Er murmelte: „Glauben Sie, daß dies alles mich ruhig läßt? Welches Glück könnte ich darin finden, wenn meine Sünden vergeben sind, daß ich zur Rechten Gottes sitze, wenn ich wüßte, daß Millionen weniger begünstigter Seelen in Ewigkeit Feuer und Schwefel erleiden? Ich käme mir vor wie ein Nazi, der im Kreise seiner Familie Weihnachten feiert und sich an Konzentrationslagern ergötzt ...“

Er reckte seinen Arm gegen das >Gehege<, in dem man die gefangengenommenen Tropis untergebracht hatte. „Was soll man mit denen da machen?“ sagte er, und es klang wie ein leiser Schrei. „Soll man sie im Stande der Unschuld belassen? Befinden sie sich überhaupt darin? Wenn es Menschen sind, so sind sie Sünder: Und sie haben kein Sakrament empfangen! Soll man sie ohne Taufe leben und sterben lassen, mit alledem, was sie im Jenseits erwartet, oder soll man ...“

„Woran denken Sie, Pop?“ rief Doug verblüfft aus. „Doch wohl nicht daran, sie zu taufen!“

„Ich weiß nicht“, murmelte Pop. „Ich weiß wahrhaftig nicht, und es zermalmt mich.“

(Zitiert aus: Vercors: Das Geheimnis der Tropis. München 1976, Heyne SF 3483, S. 45)

Anderen Leuten sind solche Gewissenskonflikte komplett fremd. Als die sensationalle Entdeckung der Öffentlichkeit bekanntgegeben wird, reist ein Wust von Wissenschaftlern an, um weitere Untersuchungen über die Lebensweise und „Zivilisation“ der Tropis aufzunehmen. Es kommen bald auch wirtschaftliche Überlegungen zum Tragen. Nachdem die Tropis nicht als Menschen anerkannt sind, aber Geschick im Verrichten bestimmter Tätigkeiten aufweisen, eine rudimentäre Sprache besitzen und lernfähig sind, könnte man sie doch ohne irgendeinen Einfluss von Gewerkschaften, Menschenrechtsorganisationen und anderen unerwünschten Kreisen ohne Bezahlung für niedere Arbeiten einsetzen, quasi als Sklaven, wenngleich nicht explizit so genannt. Diese Überlegungen werden in einem Konzern angestellt, der in der Gegend Landeigentum erworben hat und glaubt, damit auch Ansprüche an die dort vorhandene „Tierwelt“ anmelden können.

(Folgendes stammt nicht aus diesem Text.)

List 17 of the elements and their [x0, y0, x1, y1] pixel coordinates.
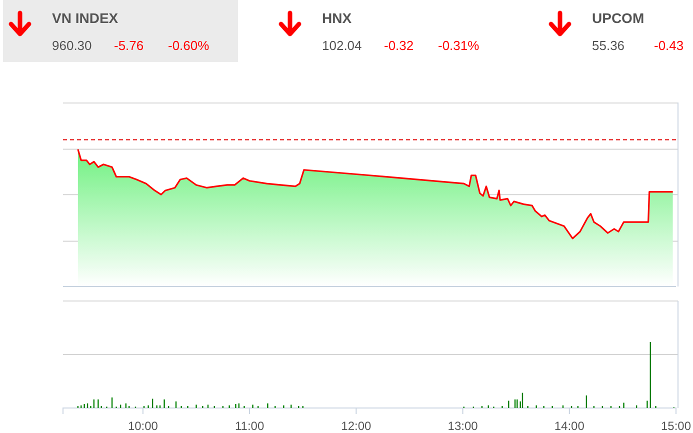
x-tick-label: 10:00	[128, 419, 158, 433]
x-tick-label: 12:00	[341, 419, 372, 433]
category-label: HNX	[322, 10, 352, 26]
x-tick-label: 15:00	[660, 419, 692, 433]
category-label: UPCOM	[592, 10, 644, 26]
x-tick-label: 11:00	[234, 419, 264, 433]
data-label: -5.76	[114, 38, 144, 53]
data-label: -0.60%	[168, 38, 210, 53]
data-label: 55.36	[592, 38, 625, 53]
x-tick-label: 14:00	[554, 419, 585, 433]
category-label: VN INDEX	[52, 10, 119, 26]
data-label: 960.30	[52, 38, 92, 53]
data-label: -0.43	[654, 38, 684, 53]
data-label: 102.04	[322, 38, 362, 53]
data-label: -0.32	[384, 38, 414, 53]
x-tick-label: 13:00	[448, 419, 478, 433]
data-label: -0.31%	[438, 38, 480, 53]
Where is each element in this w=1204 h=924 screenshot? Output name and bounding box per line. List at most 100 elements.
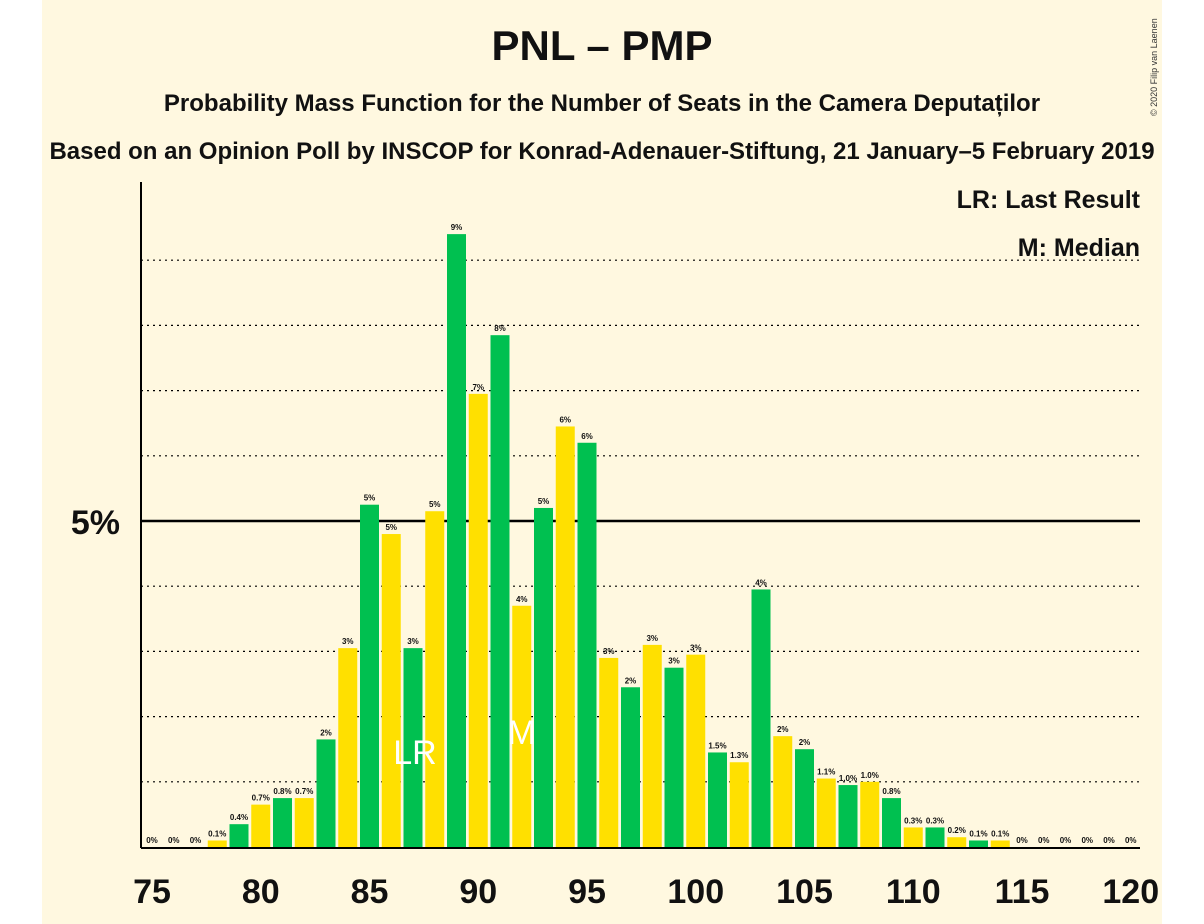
bar	[838, 785, 858, 847]
bar-data-label: 7%	[472, 383, 484, 392]
bar	[294, 798, 314, 847]
copyright-notice: © 2020 Filip van Laenen	[1149, 18, 1159, 116]
x-tick-label: 100	[667, 873, 724, 911]
x-tick-label: 85	[351, 873, 389, 911]
bar-data-label: 0.1%	[991, 829, 1009, 838]
bar	[729, 762, 749, 847]
bar	[316, 739, 336, 847]
bar-data-label: 0%	[168, 836, 180, 845]
bar	[403, 648, 423, 847]
bar	[664, 667, 684, 847]
bar	[751, 589, 771, 847]
bar-data-label: 0.7%	[252, 794, 270, 803]
bar	[882, 798, 901, 847]
x-tick-label: 115	[995, 873, 1050, 911]
bar-data-label: 1.5%	[708, 741, 726, 750]
bar-data-label: 3%	[407, 637, 419, 646]
bar	[686, 654, 706, 847]
bar-data-label: 0.3%	[904, 816, 922, 825]
bar-data-label: 1.0%	[861, 771, 879, 780]
bar-data-label: 5%	[429, 500, 441, 509]
x-tick-label: 105	[776, 873, 833, 911]
bar	[708, 752, 727, 847]
legend-median: M: Median	[1017, 234, 1140, 262]
bar-data-label: 2%	[320, 728, 332, 737]
bar	[577, 442, 597, 847]
bar	[447, 234, 466, 847]
bar-data-label: 2%	[625, 676, 637, 685]
bar	[381, 534, 401, 847]
bar-data-label: 8%	[494, 324, 506, 333]
bar-data-label: 3%	[646, 634, 658, 643]
y-tick-label: 5%	[71, 504, 120, 542]
bar-data-label: 0.1%	[208, 829, 226, 838]
bar-data-label: 0%	[1016, 836, 1028, 845]
bar	[338, 648, 358, 847]
bar-data-label: 3%	[603, 647, 615, 656]
bar	[512, 605, 532, 847]
bar-data-label: 2%	[799, 738, 811, 747]
bar	[251, 804, 271, 847]
bar	[425, 511, 445, 847]
median-marker: M	[508, 714, 536, 752]
bar	[555, 426, 575, 847]
bar-data-label: 1.1%	[817, 768, 835, 777]
bar	[273, 798, 292, 847]
chart-title: PNL – PMP	[491, 22, 713, 69]
bar-data-label: 6%	[581, 432, 593, 441]
bar-data-label: 0%	[1103, 836, 1115, 845]
bar-data-label: 0%	[1081, 836, 1093, 845]
bar-data-label: 5%	[538, 497, 550, 506]
bar-data-label: 6%	[559, 415, 571, 424]
bar	[795, 749, 814, 847]
bar-data-label: 0%	[1125, 836, 1137, 845]
bar	[990, 840, 1010, 847]
bar	[816, 778, 836, 847]
last-result-marker: LR	[393, 734, 436, 772]
x-tick-label: 120	[1102, 873, 1159, 911]
bar-data-label: 5%	[385, 523, 397, 532]
bar-data-label: 4%	[755, 578, 767, 587]
bar-data-label: 0.4%	[230, 813, 248, 822]
bar-data-label: 0%	[190, 836, 202, 845]
bar	[229, 824, 249, 847]
bar-data-label: 5%	[364, 494, 376, 503]
bar	[773, 736, 793, 847]
bar-data-label: 0.8%	[273, 787, 291, 796]
bar	[599, 657, 619, 847]
bar-data-label: 0%	[146, 836, 158, 845]
bar-data-label: 0.7%	[295, 787, 313, 796]
x-tick-label: 75	[133, 873, 171, 911]
bar-data-label: 0.8%	[882, 787, 900, 796]
bar	[534, 507, 553, 847]
x-tick-label: 95	[568, 873, 606, 911]
bar	[925, 827, 945, 847]
bar	[490, 335, 510, 847]
bar	[468, 393, 488, 847]
bar-data-label: 0%	[1038, 836, 1050, 845]
bar-data-label: 1.3%	[730, 751, 748, 760]
chart-source: Based on an Opinion Poll by INSCOP for K…	[49, 138, 1155, 165]
bar-data-label: 0.3%	[926, 816, 944, 825]
x-tick-label: 90	[459, 873, 497, 911]
bar-data-label: 0%	[1060, 836, 1072, 845]
bar	[860, 781, 880, 847]
bar-data-label: 3%	[342, 637, 354, 646]
bar	[207, 840, 227, 847]
bar-data-label: 3%	[668, 657, 680, 666]
chart-subtitle: Probability Mass Function for the Number…	[163, 90, 1041, 117]
bar	[903, 827, 923, 847]
bar	[621, 687, 640, 847]
x-tick-label: 110	[886, 873, 941, 911]
bar-data-label: 1.0%	[839, 774, 857, 783]
bar	[642, 644, 662, 847]
x-tick-label: 80	[242, 873, 280, 911]
copyright-text: © 2020 Filip van Laenen	[1149, 18, 1159, 116]
bar-data-label: 2%	[777, 725, 789, 734]
bar	[947, 837, 967, 847]
bar-data-label: 9%	[451, 223, 463, 232]
legend-last-result: LR: Last Result	[956, 186, 1140, 214]
bar-data-label: 3%	[690, 644, 702, 653]
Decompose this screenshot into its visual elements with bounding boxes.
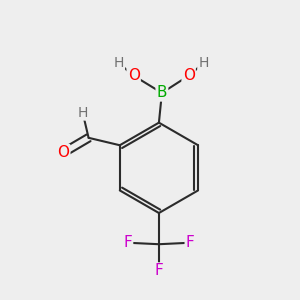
Text: O: O <box>183 68 195 83</box>
Text: F: F <box>186 235 194 250</box>
Text: O: O <box>57 145 69 160</box>
Text: B: B <box>157 85 167 100</box>
Text: F: F <box>123 235 132 250</box>
Text: H: H <box>77 106 88 120</box>
Text: H: H <box>114 56 124 70</box>
Text: O: O <box>128 68 140 83</box>
Text: H: H <box>198 56 209 70</box>
Text: F: F <box>154 263 163 278</box>
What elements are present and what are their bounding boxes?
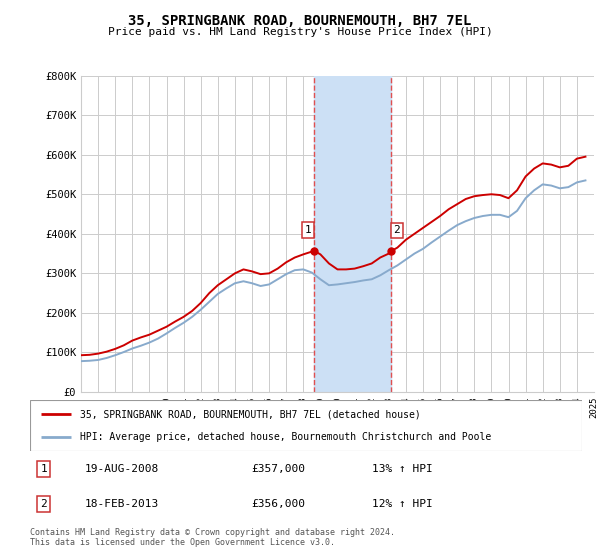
Text: Price paid vs. HM Land Registry's House Price Index (HPI): Price paid vs. HM Land Registry's House … (107, 27, 493, 37)
Text: 2: 2 (394, 226, 400, 235)
Text: 2: 2 (40, 499, 47, 509)
Text: 18-FEB-2013: 18-FEB-2013 (85, 499, 160, 509)
Text: 35, SPRINGBANK ROAD, BOURNEMOUTH, BH7 7EL: 35, SPRINGBANK ROAD, BOURNEMOUTH, BH7 7E… (128, 14, 472, 28)
Text: Contains HM Land Registry data © Crown copyright and database right 2024.
This d: Contains HM Land Registry data © Crown c… (30, 528, 395, 547)
Text: 1: 1 (40, 464, 47, 474)
Text: £356,000: £356,000 (251, 499, 305, 509)
Text: HPI: Average price, detached house, Bournemouth Christchurch and Poole: HPI: Average price, detached house, Bour… (80, 432, 491, 442)
Text: 19-AUG-2008: 19-AUG-2008 (85, 464, 160, 474)
Text: 12% ↑ HPI: 12% ↑ HPI (372, 499, 433, 509)
Text: 35, SPRINGBANK ROAD, BOURNEMOUTH, BH7 7EL (detached house): 35, SPRINGBANK ROAD, BOURNEMOUTH, BH7 7E… (80, 409, 421, 419)
Bar (314, 76, 391, 392)
Text: 1: 1 (305, 225, 311, 235)
Text: 13% ↑ HPI: 13% ↑ HPI (372, 464, 433, 474)
Text: £357,000: £357,000 (251, 464, 305, 474)
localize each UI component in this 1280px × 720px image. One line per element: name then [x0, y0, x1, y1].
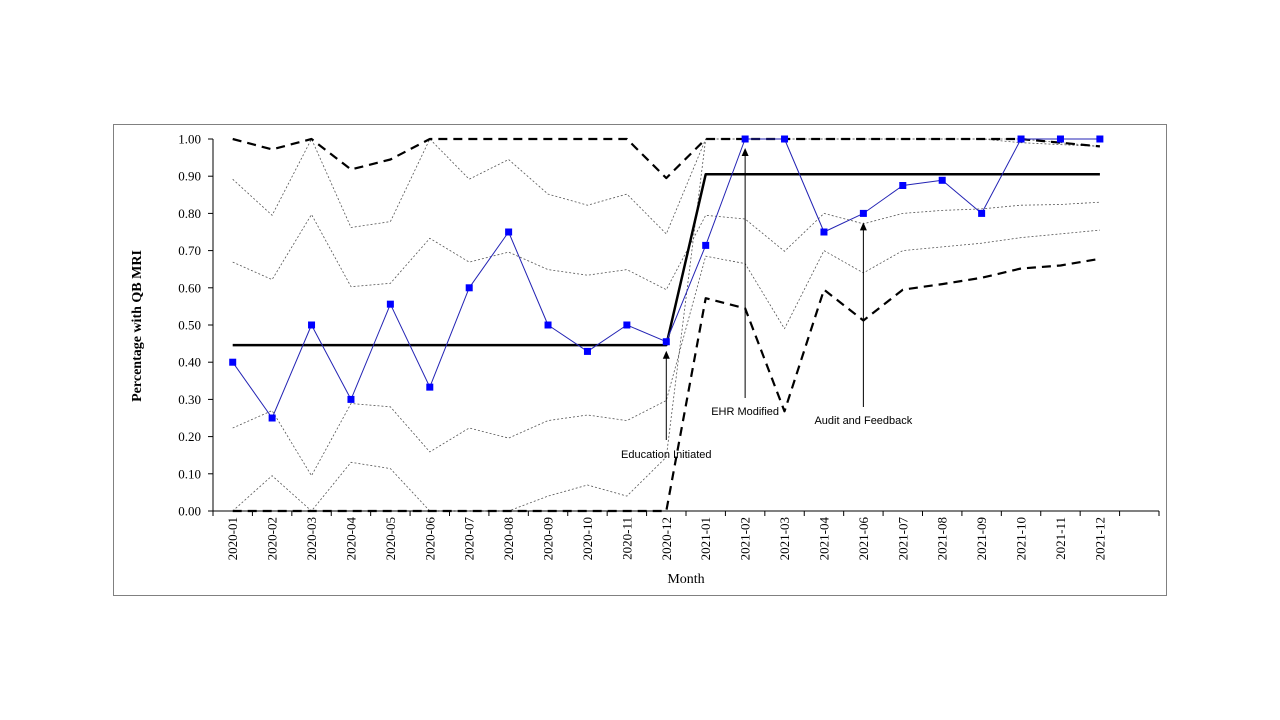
annotation-label: EHR Modified — [711, 406, 779, 418]
y-tick-label: 0.30 — [178, 392, 201, 407]
x-tick-label: 2021-02 — [738, 517, 753, 560]
data-point-marker — [938, 176, 946, 184]
data-point-marker — [623, 321, 631, 329]
x-tick-label: 2021-08 — [935, 517, 950, 560]
data-point-marker — [978, 209, 986, 217]
x-tick-label: 2020-08 — [501, 517, 516, 560]
x-tick-label: 2021-10 — [1014, 517, 1029, 560]
x-tick-label: 2021-09 — [974, 517, 989, 560]
data-point-marker — [426, 383, 434, 391]
x-tick-label: 2020-04 — [343, 517, 358, 561]
x-tick-label: 2021-01 — [698, 517, 713, 560]
x-tick-label: 2021-06 — [856, 517, 871, 561]
data-point-marker — [347, 395, 355, 403]
data-point-marker — [544, 321, 552, 329]
data-point-marker — [820, 228, 828, 236]
sigma-line-series-line — [232, 138, 1100, 512]
data-point-marker — [308, 321, 316, 329]
y-tick-label: 0.40 — [178, 355, 201, 370]
y-tick-label: 0.60 — [178, 280, 201, 295]
y-tick-label: 0.80 — [178, 206, 201, 221]
y-tick-label: 0.90 — [178, 169, 201, 184]
data-point-marker — [859, 209, 867, 217]
x-tick-label: 2020-11 — [619, 517, 634, 560]
y-tick-label: 0.70 — [178, 243, 201, 258]
annotations-layer: Education Initiated EHR Modified Audit and… — [621, 148, 913, 461]
data-point-marker — [465, 284, 473, 292]
control-limit-series-line — [232, 137, 1101, 180]
data-point-marker — [583, 347, 591, 355]
data-point-marker — [1056, 135, 1064, 143]
data-point-marker — [505, 228, 513, 236]
x-tick-label: 2020-12 — [659, 517, 674, 560]
y-tick-label: 0.00 — [178, 504, 201, 519]
x-tick-label: 2021-12 — [1092, 517, 1107, 560]
control-limit-series-line — [232, 257, 1101, 513]
series-layer — [229, 135, 1104, 513]
y-tick-label: 0.10 — [178, 466, 201, 481]
data-point-marker — [702, 241, 710, 249]
data-point-marker — [386, 300, 394, 308]
axes: 0.00 0.10 0.20 0.30 0.40 0.50 0.60 0.70 0.80 0.90… — [178, 132, 1160, 561]
data-point-marker — [899, 182, 907, 189]
data-point-marker — [781, 135, 789, 143]
data-point-marker — [662, 338, 670, 346]
x-tick-label: 2020-09 — [541, 517, 556, 560]
x-tick-label: 2020-02 — [265, 517, 280, 560]
x-axis-title: Month — [667, 572, 704, 587]
x-tick-label: 2020-05 — [383, 517, 398, 560]
y-tick-label: 0.50 — [178, 318, 201, 333]
annotation-label: Education Initiated — [621, 449, 712, 461]
x-tick-label: 2021-04 — [816, 517, 831, 561]
data-point-marker — [268, 414, 276, 422]
x-tick-label: 2021-03 — [777, 517, 792, 560]
data-point-marker — [741, 135, 749, 143]
x-tick-label: 2020-06 — [422, 517, 437, 561]
chart-area-border — [113, 124, 1167, 596]
y-axis-title: Percentage with QB MRI — [130, 250, 145, 402]
x-tick-label: 2020-10 — [580, 517, 595, 560]
annotation-arrow-head — [859, 222, 867, 231]
x-tick-label: 2020-07 — [462, 517, 477, 561]
data-point-marker — [229, 358, 237, 366]
y-tick-label: 1.00 — [178, 132, 201, 147]
annotation-label: Audit and Feedback — [814, 415, 912, 427]
annotation-arrow-head — [741, 148, 749, 156]
annotation-arrow-head — [662, 350, 670, 359]
data-point-marker — [1096, 135, 1104, 143]
x-tick-label: 2020-03 — [304, 517, 319, 560]
y-tick-label: 0.20 — [178, 429, 201, 444]
x-tick-label: 2021-11 — [1053, 517, 1068, 560]
x-tick-label: 2021-07 — [895, 517, 910, 561]
x-tick-label: 2020-01 — [225, 517, 240, 560]
data-point-marker — [1017, 135, 1025, 143]
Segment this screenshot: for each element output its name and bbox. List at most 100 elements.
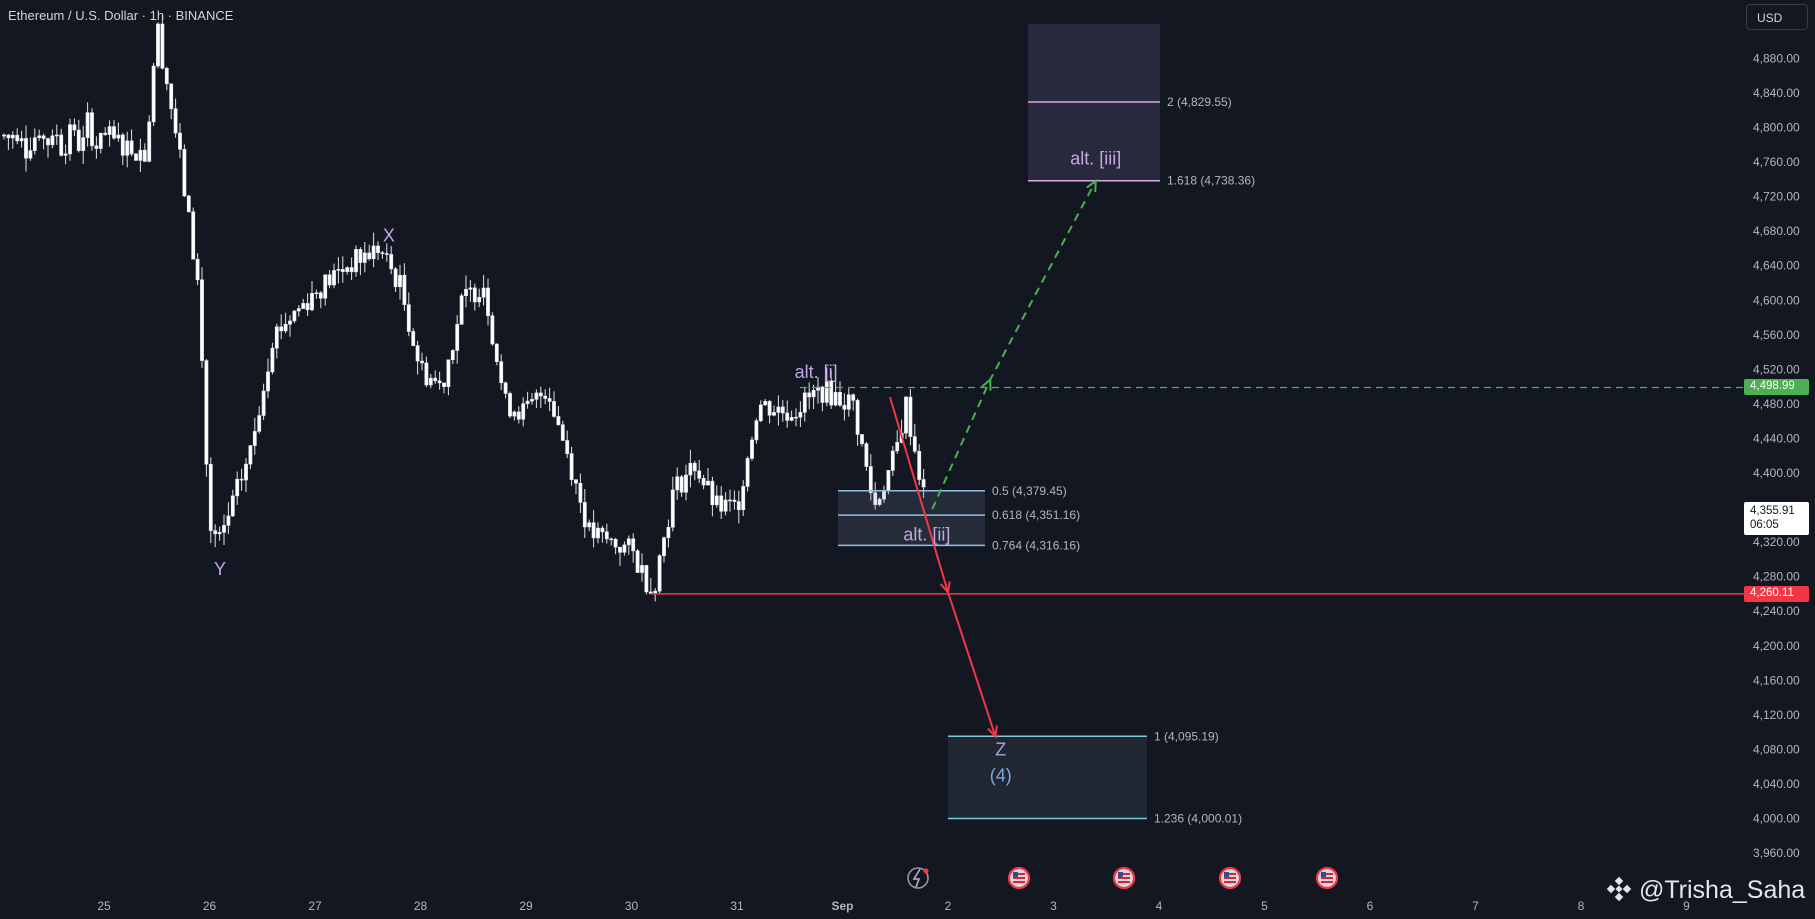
candle-body [204,360,209,465]
candle-body [72,124,77,131]
candle-body [103,132,108,135]
candle-body [486,287,490,316]
candle-body [10,134,15,139]
candle-body [323,274,328,299]
candle-body [846,394,851,410]
candle-body [736,501,741,511]
flag-stripe [1224,873,1236,875]
candle-body [446,359,451,387]
candle-body [556,416,561,426]
arrow-head [1086,179,1097,193]
candle-body [851,394,856,401]
candle-body [420,360,424,364]
candle-body [252,431,257,446]
candle-body [191,211,196,260]
currency-button[interactable]: USD [1746,4,1808,30]
candle-body [728,499,732,502]
flash-icon[interactable] [907,867,929,889]
candle-body [2,134,6,137]
candle-body [772,412,776,416]
candle-body [354,249,358,273]
horizontal-lines [650,386,1744,595]
candle-body [503,382,508,394]
candle-body [164,68,169,85]
y-tick-label: 4,760.00 [1753,155,1800,169]
candle-body [719,495,724,512]
bearish-projection [889,396,997,737]
y-tick-label: 4,040.00 [1753,777,1800,791]
candle-body [310,293,314,311]
fib-zone-alt-ii [838,490,985,546]
candle-body [890,450,895,471]
candle-body [380,252,385,254]
candle-body [618,546,622,553]
candle-body [692,462,697,472]
fib-label-2: 2 (4,829.55) [1167,95,1232,109]
candle-body [358,249,363,263]
candle-body [169,83,174,110]
candle-body [829,380,834,406]
fib-label-1.618: 1.618 (4,738.36) [1167,174,1255,188]
x-tick-label: 7 [1472,899,1479,913]
event-markers[interactable] [907,866,1339,890]
candle-body [305,303,310,311]
fib-levels: 0.5 (4,379.45) 0.618 (4,351.16) 0.764 (4,3… [838,95,1255,825]
candle-body [6,134,11,139]
candle-body [336,269,341,271]
candle-body [433,377,438,382]
candle-body [239,478,244,481]
candle-body [41,135,46,139]
y-tick-label: 4,160.00 [1753,673,1800,687]
candle-body [921,479,926,488]
candle-body [327,274,332,286]
candle-body [186,195,191,213]
candle-body [512,411,517,417]
candle-body [640,565,644,573]
candle-body [68,124,72,155]
us-flag-icon[interactable] [1112,866,1136,890]
flag-canton [1321,872,1326,877]
us-flag-icon[interactable] [1007,866,1031,890]
us-flag-icon[interactable] [1218,866,1242,890]
candle-body [208,463,213,531]
candle-body [477,297,482,303]
fib-label-1: 1 (4,095.19) [1154,729,1219,743]
price-badge-high: 4,498.99 [1744,379,1809,396]
candle-body [217,532,222,535]
watermark-text: @Trisha_Saha [1638,876,1806,904]
candle-body [178,132,182,150]
flag-stripe [1321,873,1333,875]
candle-body [802,392,807,413]
us-flag-icon[interactable] [1315,866,1339,890]
bar-countdown: 06:05 [1750,519,1779,532]
candle-body [195,258,200,281]
candle-body [838,392,842,406]
candle-body [376,245,380,253]
candle-body [472,287,477,303]
candle-body [98,132,103,149]
candle-body [15,134,20,142]
fib-label-0.618: 0.618 (4,351.16) [992,508,1080,522]
candle-body [244,463,248,481]
candle-body [129,140,134,155]
candle-body [459,295,464,325]
y-tick-label: 4,600.00 [1753,293,1800,307]
candle-body [516,411,521,420]
candle-body [371,245,376,260]
candle-body [296,308,301,312]
candle-body [811,389,816,398]
bullish-projection [931,180,1097,510]
candle-body [173,108,178,134]
candle-body [138,149,143,161]
candle-body [349,267,354,273]
candlestick-series [2,15,926,602]
y-tick-label: 4,400.00 [1753,466,1800,480]
x-tick-label: 9 [1683,899,1690,913]
candle-body [222,525,226,533]
candle-body [455,324,460,351]
x-tick-label: 25 [97,899,111,913]
candle-body [908,396,913,437]
candle-body [697,470,702,479]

Douglas reicht es. Um die neu Entdeckten vor dem Untergang zu bewahren, den er und seine Expeditionskollegen möglicherweise durch ihre Forschungsreise ausgelöst haben, entwickelt er einen - je nach Denkweise kühnen oder verzweifelten – Plan. Er lässt ein Tropisweibchen mit seinem eigenen Sperma künstlich befruchten. Sie bringt ein gesundes Kind zur Welt, welches Doug selbst mit einer Giftspritze tötet. Er ruft den Amtsarzt, den den Tod feststellt und widerwillig eine Totenbescheinigung ausstellt, denn er ist sich selbst nicht darüber klar, welches Wesen da gestorben ist. Doug provoziert auf diese Weise eine Anklage wegen Mord gegen ihn selbst, um den menschlichen Status der Tropis feststellen zu lassen. Aber diese Vorgehensweise kann ihn den Kopf kosten, was auch dem Richter bald klar ist!

Er ging langsam und mit sehr ruhigen Schritten am Themseufer entlang und dachte an die Verhandlung, die eben zu Ende gegangen war. Was für ein seltsamer Prozeß, dachte er. Der Richter kannte sehr wohl die Gründe, die der Angeklagte hatte, sich dem Gericht zu stellen. Er fand sie mutig und pathetisch. Doch es läuft darauf hinaus, dachte er, daß die Anklage gegen ihn von dem Gebrauch macht, was eigentlich seine eigene Behauptung ist. Die Tropis sind Menschen. Während die Verteidigung gezwungen ist, uns vom Gegenteil zu überzeugen, und, um zu beweisen, daß sie Affen sind, Zeugen vorzuführen, die sich zur Rassendiskriminierung bekennen, gegen die gerade der Angeklagte unter Einsatz seines Lebens eintritt. Er hat sich also dazu entschließen müssen, ein System der Verteidigung zu wählen, das dem von ihm verfolgten Ziel entgegengesetzt ist … Welches Durcheinander!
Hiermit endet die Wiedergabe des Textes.